帰りのHRのあと、何人かのクラスメイトが「斉藤、おつかれさま」と声をかけてくれた。中には普段あまり話さない男子まで。「あの進行、さすがだったよ」と言われて、心がふっと軽くなった。
放課後。
帰り道、校門を出たところで、ちょうどクラスメイトの清水とすれ違った。
「おつかれ、斉藤。交代式、良かったよ」
「ありがとう……ちょっと、緊張したけどね」
普段ならそれで終わる会話のはずが、清水がふと優しい表情で続けた。
「ちゃんと見てたよ。去年の春から、ずっと頑張ってたの。誰よりも」
その一言で、もうダメだった。
「……ちょっと、泣いてもいい?」
清水は驚きもせず、ただ「うん」とうなずいてくれた。
涙は静かに頬を伝った。自分でも驚くほど、止まらなかった。
それは、達成感でもあり、寂しさでもあり、どこかしら自分自身への「よくやった」という小さな承認だった。

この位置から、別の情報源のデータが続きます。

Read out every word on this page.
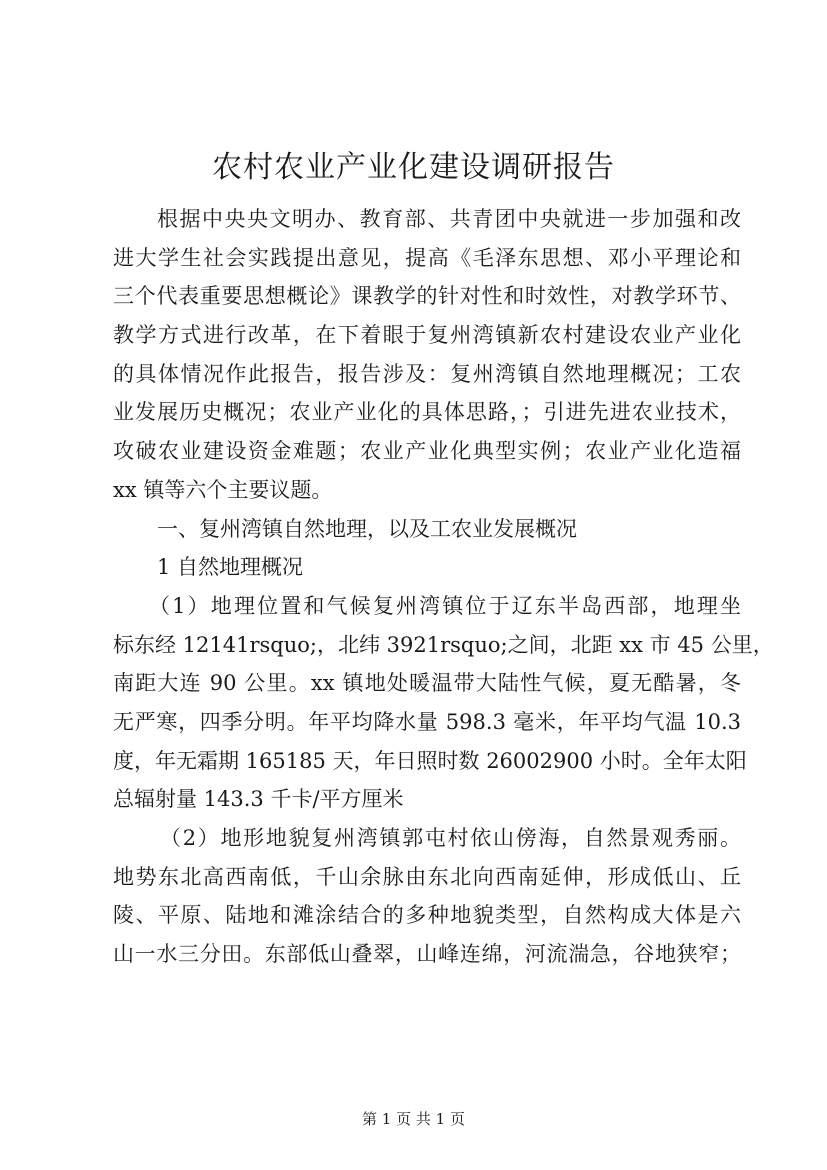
农村农业产业化建设调研报告
根据中央央文明办、教育部、共青团中央就进一步加强和改
进大学生社会实践提出意见，提高《毛泽东思想、邓小平理论和
三个代表重要思想概论》课教学的针对性和时效性，对教学环节、
教学方式进行改革，在下着眼于复州湾镇新农村建设农业产业化
的具体情况作此报告，报告涉及：复州湾镇自然地理概况；工农
业发展历史概况；农业产业化的具体思路，；引进先进农业技术，
攻破农业建设资金难题；农业产业化典型实例；农业产业化造福
xx 镇等六个主要议题。
一、复州湾镇自然地理，以及工农业发展概况
1 自然地理概况
（1）地理位置和气候复州湾镇位于辽东半岛西部，地理坐
标东经 12141rsquo;，北纬 3921rsquo;之间，北距 xx 市 45 公里，
南距大连 90 公里。xx 镇地处暖温带大陆性气候，夏无酷暑，冬
无严寒，四季分明。年平均降水量 598.3 毫米，年平均气温 10.3
度，年无霜期 165185 天，年日照时数 26002900 小时。全年太阳
总辐射量 143.3 千卡/平方厘米
（2）地形地貌复州湾镇郭屯村依山傍海，自然景观秀丽。
地势东北高西南低，千山余脉由东北向西南延伸，形成低山、丘
陵、平原、陆地和滩涂结合的多种地貌类型，自然构成大体是六
山一水三分田。东部低山叠翠，山峰连绵，河流湍急，谷地狭窄；
第 1 页 共 1 页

生徒会役員という役目が終わっても、自分がやってきたことは誰かの中にちゃんと残っている。
そのことが、何よりも救いだった。
「……ありがとう、清水」
「何が?」
「いや……なんか全部、報われた気がして」
それを聞いて、清水はふっと笑った。
「じゃあ、次は自分のこと、ちゃんとやらないとね」
そうだった。次は、受験。進路。3年生の夏がすぐそこまで来ている。
でも今はまだ——もう少しだけ、今日の涙を大切にしたかった。
夜、自室に戻って引き出しを開けると、一年前の自分が作った「生徒会ノート」が出てきた。最初のページには、こう書いてあった。
「何もできないかもしれないけど、誰かの助けになれたら嬉しい」
優希はそっとページを閉じて、ノートを元の場所にしまった。
斉藤 優希、17歳。責任を背負い、言葉を残し、そして今日、ひとつの役目を終えた。
その歩みは、まだ続いていくけれど、確かに今日という日が、小さな節目になった。